Valley News Staff Writer
Published: 9/16/2020 9:12:17 PM
Modified: 9/16/2020 9:12:09 PM

WEST LEBANON — Work to rebuild the two bridges carrying Interstate 89 over the Connecticut River started this week, but, transportation officials say, drivers won’t see a major change in their commute for at least a year.

Crews with Bow, N.H.-based R.S. Audley began site work on the $43.8 million project on Tuesday. Their first task is to build a new pier and deck that will serve as temporary travel lanes.

“It is a five-year project and we will spend the first year and a half coming up out of the river because we need to construct new piers between the two existing ones,” Jeffrey Potter, an engineer with the New Hampshire Department of Transportation, said Wednesday.

Aside from cranes working alongside the river, drivers may not notice the crews until 2021, he said.

Once work on the new travel lanes is complete, southbound traffic will be diverted onto them as workers remove the current bridge’s deck and superstructure. They’ll then widen the highway to create auxiliary lanes that will allow traffic to move more freely between interstates 89 and 91.

Once the southbound bridge is complete, construction will then focus on the northbound bridge, with traffic headed into Vermont diverted onto the temporary roadway.

The DOT also proposes closing the northbound lane overnight for up to a month sometime in 2022 so that crews can transport large pieces of steel, Potter said.

A detour in those overnight hours — which was reviewed last year by the Hartford Selectboard and Lebanon City Council — would force northbound motorists to get off at Exit 20 in West Lebanon, drive north on Route 12A, then over the Route 4 bridge to White River Junction and have them travel south onto I-91 before exiting back onto I-89.

State officials also say they may later close the ramp that ferries northbound traffic off I-91 onto I-89 south toward New Hampshire for a few days, which would require a local detour through White River Junction and West Lebanon.

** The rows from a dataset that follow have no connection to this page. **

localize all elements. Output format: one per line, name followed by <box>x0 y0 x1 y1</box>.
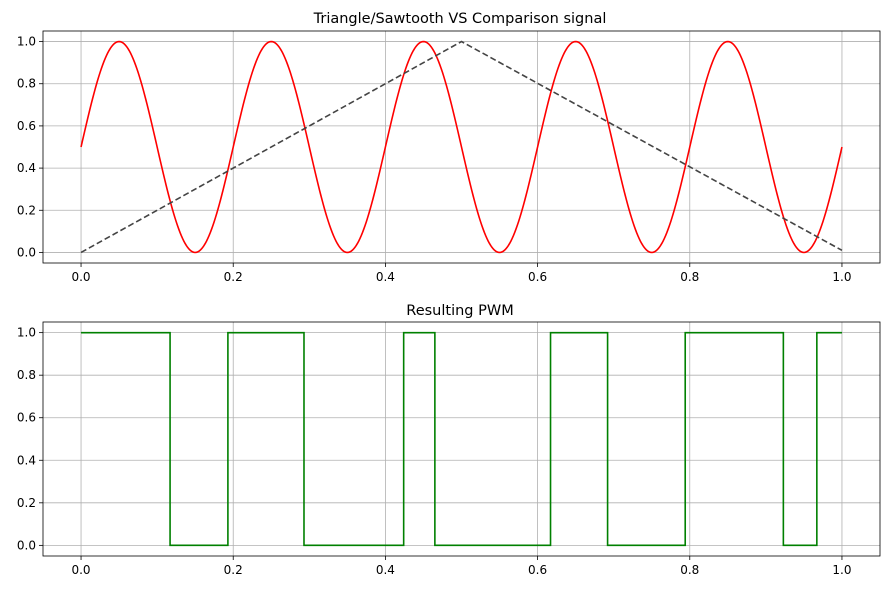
x-tick-label: 1.0 <box>832 563 851 577</box>
bottom-chart-plot: 0.0 0.2 0.4 0.6 0.8 1.0 0.0 0.2 0.4 0.6 0.8 1.0 <box>17 321 881 577</box>
y-tick-label: 0.0 <box>17 245 36 259</box>
y-tick-label: 0.6 <box>17 119 36 133</box>
y-tick-label: 0.4 <box>17 161 36 175</box>
series-line <box>80 40 843 254</box>
series-line <box>80 40 843 254</box>
y-tick-label: 0.8 <box>17 368 36 382</box>
y-tick-label: 0.8 <box>17 77 36 91</box>
axes-frame <box>42 321 881 557</box>
y-tick-label: 0.2 <box>17 203 36 217</box>
axes-frame <box>42 30 881 264</box>
x-tick-label: 0.0 <box>71 270 90 284</box>
y-tick-label: 0.6 <box>17 411 36 425</box>
x-tick-label: 0.6 <box>528 270 547 284</box>
top-chart-plot: 0.0 0.2 0.4 0.6 0.8 1.0 0.0 0.2 0.4 0.6 0.8 1.0 <box>17 30 881 284</box>
y-tick-label: 0.2 <box>17 496 36 510</box>
x-tick-label: 0.0 <box>71 563 90 577</box>
x-tick-label: 0.2 <box>224 563 243 577</box>
x-tick-label: 0.2 <box>224 270 243 284</box>
y-tick-label: 1.0 <box>17 326 36 340</box>
y-tick-label: 0.0 <box>17 538 36 552</box>
y-tick-label: 1.0 <box>17 35 36 49</box>
x-tick-label: 1.0 <box>832 270 851 284</box>
series-line <box>81 331 842 547</box>
x-tick-label: 0.4 <box>376 563 395 577</box>
x-tick-label: 0.8 <box>680 563 699 577</box>
bottom-chart-title: Resulting PWM <box>406 303 513 319</box>
y-tick-label: 0.4 <box>17 453 36 467</box>
x-tick-label: 0.4 <box>376 270 395 284</box>
top-chart-title: Triangle/Sawtooth VS Comparison signal <box>313 11 607 27</box>
x-tick-label: 0.6 <box>528 563 547 577</box>
x-tick-label: 0.8 <box>680 270 699 284</box>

“We’re just getting started and you’re probably not going to see a whole lot going on for the next year,” Potter said. “While it will still be an active construction site, it shouldn’t impose real impacts to the traveling public.”

The 840-foot “sister bridges,” which were constructed in 1966, carry about 41,000 vehicles a day and are showing “severe signs of distress,” according to a 2017 grant application the New Hampshire DOT submitted for the project.

“The concrete bridge decks exhibit signs of distress, including cracking, delamination, and efflorescence at various locations,” said a separate 2014 report. “The lead-based girder paint system is failing as evidenced by cracking, flaking, and peeling, and light rust has formed in many locations on the steel members.”

Both structures are on New Hampshire’s “red list” priority ranking, meaning they’re inspected twice yearly due to their poor condition. Other state-owned bridges receive inspections every two years.